Conviction for the lesser-included offense of first-degree aggravated manslaughter and for second-degree endangering the welfare of a child affirmed, but the sentence of 25 years in prison, subject to an 85 percent parole ineligibility period under the No Early Release Act, on the manslaughter conviction and a concurrent term of eight years in prison on the endangering conviction remanded for reconsideration; the Appellate Division remanded the defendant’s sentence in light of the New Jersey Supreme Court’s recent decisions in State v. Natale and State v. Abdullah (1) because it exceeded the presumptive terms for first-degree aggravated manslaughter and second-degree endangering and (2) because it was based, at least in part, on aggravating factors other than the defendant’s criminal history.

CRIMINAL TRIALS
STATE v. WILLIAMS
Appellate Division, A-2869-03T4, October 4, 2005, not approved for publication. (14 pages). Facts-on-Call Order No. 18611

Convictions of two third-degree CDS offenses and one second-degree CDS offense after a trial in absentia affirmed, but the sentence remanded for reconsideration; there was no merit to the defendant’s assertions that there was error in the use of photographs at trial, that the prosecutor exceeded the bounds of propriety during summation, and that the trial court erred by trying him in absentia and by refusing to grant him a new trial after he was convicted; however, the defendant was entitled to reconsideration of his sentence in light of the New Jersey Supreme Court’s recent decision in State v. Natale because his sentence included (1) an extended base term on one third-degree offense that exceeded the applicable presumptive extended term and (2) an ordinary term on the second-degree offense that exceeded the presumptive term.

NEGLIGENCE
MUNOZ v.

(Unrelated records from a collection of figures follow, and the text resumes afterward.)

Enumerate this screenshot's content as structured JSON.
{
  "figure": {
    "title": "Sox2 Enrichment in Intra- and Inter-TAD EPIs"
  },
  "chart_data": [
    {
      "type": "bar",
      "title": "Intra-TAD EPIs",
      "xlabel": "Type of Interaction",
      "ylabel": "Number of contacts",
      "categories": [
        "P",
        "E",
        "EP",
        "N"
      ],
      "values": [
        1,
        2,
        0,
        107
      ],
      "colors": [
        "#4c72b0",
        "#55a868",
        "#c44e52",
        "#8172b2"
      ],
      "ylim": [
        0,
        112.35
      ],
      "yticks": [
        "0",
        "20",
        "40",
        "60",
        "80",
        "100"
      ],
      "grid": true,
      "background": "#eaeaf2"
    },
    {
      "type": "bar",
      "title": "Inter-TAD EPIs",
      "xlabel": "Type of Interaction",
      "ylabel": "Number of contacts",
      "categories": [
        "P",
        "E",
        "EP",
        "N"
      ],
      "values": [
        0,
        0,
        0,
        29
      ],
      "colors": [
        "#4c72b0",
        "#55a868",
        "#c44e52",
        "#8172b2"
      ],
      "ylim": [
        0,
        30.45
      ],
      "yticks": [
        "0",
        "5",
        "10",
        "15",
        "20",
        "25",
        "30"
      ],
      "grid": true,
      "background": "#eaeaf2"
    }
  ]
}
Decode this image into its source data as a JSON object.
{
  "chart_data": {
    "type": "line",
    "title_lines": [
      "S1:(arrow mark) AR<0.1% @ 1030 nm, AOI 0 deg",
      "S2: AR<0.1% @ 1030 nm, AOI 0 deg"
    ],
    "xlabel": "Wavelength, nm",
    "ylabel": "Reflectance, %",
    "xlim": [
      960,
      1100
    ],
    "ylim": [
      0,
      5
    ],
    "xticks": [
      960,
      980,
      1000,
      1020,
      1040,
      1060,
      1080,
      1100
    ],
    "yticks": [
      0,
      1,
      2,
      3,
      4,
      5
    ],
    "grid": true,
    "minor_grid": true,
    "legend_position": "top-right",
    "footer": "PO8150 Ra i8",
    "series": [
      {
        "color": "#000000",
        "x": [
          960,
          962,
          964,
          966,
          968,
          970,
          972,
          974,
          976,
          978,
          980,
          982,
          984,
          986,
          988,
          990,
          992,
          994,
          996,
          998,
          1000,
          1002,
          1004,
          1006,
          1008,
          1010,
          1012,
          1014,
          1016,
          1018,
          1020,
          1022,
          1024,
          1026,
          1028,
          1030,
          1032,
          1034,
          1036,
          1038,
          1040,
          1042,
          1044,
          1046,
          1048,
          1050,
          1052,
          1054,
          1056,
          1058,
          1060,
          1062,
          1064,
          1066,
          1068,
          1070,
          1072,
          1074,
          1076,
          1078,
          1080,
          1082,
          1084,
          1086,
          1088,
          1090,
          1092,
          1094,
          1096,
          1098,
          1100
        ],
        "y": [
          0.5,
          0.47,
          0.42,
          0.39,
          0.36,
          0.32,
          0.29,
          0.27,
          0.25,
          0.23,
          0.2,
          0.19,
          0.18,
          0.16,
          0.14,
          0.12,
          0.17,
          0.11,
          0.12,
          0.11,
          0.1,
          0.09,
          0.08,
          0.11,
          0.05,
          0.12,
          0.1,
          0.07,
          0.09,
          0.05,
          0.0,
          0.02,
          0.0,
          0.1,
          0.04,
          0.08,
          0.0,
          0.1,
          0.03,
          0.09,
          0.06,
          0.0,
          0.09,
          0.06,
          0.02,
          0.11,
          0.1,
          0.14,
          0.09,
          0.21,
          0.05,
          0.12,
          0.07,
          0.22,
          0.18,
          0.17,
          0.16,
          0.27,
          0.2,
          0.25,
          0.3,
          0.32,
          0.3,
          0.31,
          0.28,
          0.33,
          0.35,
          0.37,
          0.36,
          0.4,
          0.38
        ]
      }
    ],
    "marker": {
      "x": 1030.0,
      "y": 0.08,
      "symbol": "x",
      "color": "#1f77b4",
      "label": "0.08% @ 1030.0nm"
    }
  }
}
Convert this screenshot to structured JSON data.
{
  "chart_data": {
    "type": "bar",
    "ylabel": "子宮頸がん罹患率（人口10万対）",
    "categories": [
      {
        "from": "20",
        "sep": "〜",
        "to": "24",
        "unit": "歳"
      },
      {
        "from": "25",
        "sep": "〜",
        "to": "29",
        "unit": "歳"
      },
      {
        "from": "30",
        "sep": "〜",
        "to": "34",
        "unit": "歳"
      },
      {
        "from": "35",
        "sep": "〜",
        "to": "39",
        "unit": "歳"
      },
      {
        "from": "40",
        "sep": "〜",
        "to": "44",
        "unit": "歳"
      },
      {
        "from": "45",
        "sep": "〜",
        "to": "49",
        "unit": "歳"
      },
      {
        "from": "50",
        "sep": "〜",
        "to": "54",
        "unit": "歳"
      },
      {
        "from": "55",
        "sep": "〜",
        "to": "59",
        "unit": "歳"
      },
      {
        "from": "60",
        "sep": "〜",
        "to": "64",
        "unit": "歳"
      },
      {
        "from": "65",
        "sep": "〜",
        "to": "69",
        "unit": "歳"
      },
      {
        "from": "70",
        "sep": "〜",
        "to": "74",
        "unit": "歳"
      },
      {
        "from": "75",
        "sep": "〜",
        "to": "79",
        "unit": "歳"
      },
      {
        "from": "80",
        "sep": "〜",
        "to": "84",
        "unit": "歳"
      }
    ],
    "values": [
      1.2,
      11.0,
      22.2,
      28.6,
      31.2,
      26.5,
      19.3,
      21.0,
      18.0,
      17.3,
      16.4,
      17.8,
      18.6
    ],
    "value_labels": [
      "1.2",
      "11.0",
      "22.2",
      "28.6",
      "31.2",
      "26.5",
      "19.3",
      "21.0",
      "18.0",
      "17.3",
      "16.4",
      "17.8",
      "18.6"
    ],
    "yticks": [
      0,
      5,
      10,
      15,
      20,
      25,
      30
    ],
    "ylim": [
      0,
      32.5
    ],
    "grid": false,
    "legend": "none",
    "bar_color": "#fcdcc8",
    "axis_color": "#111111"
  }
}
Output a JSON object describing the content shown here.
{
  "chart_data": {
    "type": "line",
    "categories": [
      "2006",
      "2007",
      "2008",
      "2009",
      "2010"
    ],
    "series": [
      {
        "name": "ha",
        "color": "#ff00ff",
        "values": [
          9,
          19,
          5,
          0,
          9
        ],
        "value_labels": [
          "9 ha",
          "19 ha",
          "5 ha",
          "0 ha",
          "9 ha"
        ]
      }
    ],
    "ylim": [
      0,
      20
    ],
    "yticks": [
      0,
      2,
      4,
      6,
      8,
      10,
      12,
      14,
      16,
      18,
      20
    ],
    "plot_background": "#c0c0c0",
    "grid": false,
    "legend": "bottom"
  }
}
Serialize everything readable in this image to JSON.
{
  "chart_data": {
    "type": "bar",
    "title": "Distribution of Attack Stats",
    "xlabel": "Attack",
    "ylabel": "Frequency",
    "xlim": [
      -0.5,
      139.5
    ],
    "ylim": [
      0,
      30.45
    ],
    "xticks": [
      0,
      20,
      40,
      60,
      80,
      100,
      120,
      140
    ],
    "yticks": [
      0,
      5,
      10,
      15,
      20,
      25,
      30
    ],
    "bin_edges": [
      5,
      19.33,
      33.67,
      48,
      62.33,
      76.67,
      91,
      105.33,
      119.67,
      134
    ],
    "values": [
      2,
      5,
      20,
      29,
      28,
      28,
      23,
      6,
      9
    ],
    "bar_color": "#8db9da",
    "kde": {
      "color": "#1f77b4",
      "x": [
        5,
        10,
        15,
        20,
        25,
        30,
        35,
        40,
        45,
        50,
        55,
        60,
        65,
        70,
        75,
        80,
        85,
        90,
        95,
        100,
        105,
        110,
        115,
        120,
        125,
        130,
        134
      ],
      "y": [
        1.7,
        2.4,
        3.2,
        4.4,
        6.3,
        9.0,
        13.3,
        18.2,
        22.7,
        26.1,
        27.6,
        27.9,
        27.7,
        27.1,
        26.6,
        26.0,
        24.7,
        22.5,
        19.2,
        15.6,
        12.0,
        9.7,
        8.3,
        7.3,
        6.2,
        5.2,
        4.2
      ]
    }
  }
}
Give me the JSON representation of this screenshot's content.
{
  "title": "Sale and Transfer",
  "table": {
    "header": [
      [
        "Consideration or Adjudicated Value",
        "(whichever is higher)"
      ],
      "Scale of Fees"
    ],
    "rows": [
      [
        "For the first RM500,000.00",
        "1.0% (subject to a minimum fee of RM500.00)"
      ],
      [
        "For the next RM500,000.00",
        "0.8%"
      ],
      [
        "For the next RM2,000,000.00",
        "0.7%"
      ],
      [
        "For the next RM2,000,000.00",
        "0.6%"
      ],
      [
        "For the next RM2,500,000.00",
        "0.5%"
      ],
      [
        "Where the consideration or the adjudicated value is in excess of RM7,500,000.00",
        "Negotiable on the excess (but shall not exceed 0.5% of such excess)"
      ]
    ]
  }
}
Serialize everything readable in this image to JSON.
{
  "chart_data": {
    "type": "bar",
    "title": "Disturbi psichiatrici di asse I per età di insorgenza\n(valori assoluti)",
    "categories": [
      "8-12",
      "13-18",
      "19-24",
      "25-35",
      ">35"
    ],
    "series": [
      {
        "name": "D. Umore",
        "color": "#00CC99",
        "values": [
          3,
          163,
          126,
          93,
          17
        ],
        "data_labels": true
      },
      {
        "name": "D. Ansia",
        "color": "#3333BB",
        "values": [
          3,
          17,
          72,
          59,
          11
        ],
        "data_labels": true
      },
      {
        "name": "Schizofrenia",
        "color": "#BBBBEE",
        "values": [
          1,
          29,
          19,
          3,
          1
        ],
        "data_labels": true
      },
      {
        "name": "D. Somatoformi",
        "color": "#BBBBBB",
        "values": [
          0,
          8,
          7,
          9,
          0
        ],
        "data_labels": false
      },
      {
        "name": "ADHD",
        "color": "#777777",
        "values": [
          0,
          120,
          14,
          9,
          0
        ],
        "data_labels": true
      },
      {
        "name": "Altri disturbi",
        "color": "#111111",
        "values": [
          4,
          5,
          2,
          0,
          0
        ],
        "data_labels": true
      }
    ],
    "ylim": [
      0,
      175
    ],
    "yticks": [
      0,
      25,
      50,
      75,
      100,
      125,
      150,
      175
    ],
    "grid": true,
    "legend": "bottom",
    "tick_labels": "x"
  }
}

LANGER TRANSPORT CORP.
Appellate Division, A-5192-03T2, October 3, 2005, not approved for publication. (27 pages). Facts-on-Call Order No. 18606

Denial of the parties’ post-verdict motions for judgment notwithstanding the verdict, a new trial, and modification of the amount of the awards in an automobile negligence action affirmed; the jury awarded the plaintiff $60,000 for pain and suffering, $10,000 for the plaintiff wife’s per quod claim, $17,680 for past medical expenses, $1,100 for property damage, and $211,210 for future medical expenses; as to the defendants’ appeal, (1) the record did not support their contentions that the plaintiffs did not present either a claim for future medical expenses or evidence to support it and that the claim was first raised during the charge conference and (2) the award for future medical expenses was not subject to remittitur because it was not sufficiently disproportionate to shock the judicial conscience; as to the plaintiffs’ assertion on appeal that the awards for pain and suffering and the per quod claim were inadequate, there was no miscarriage of justice, and the jurors made a rational decision based on the evidence.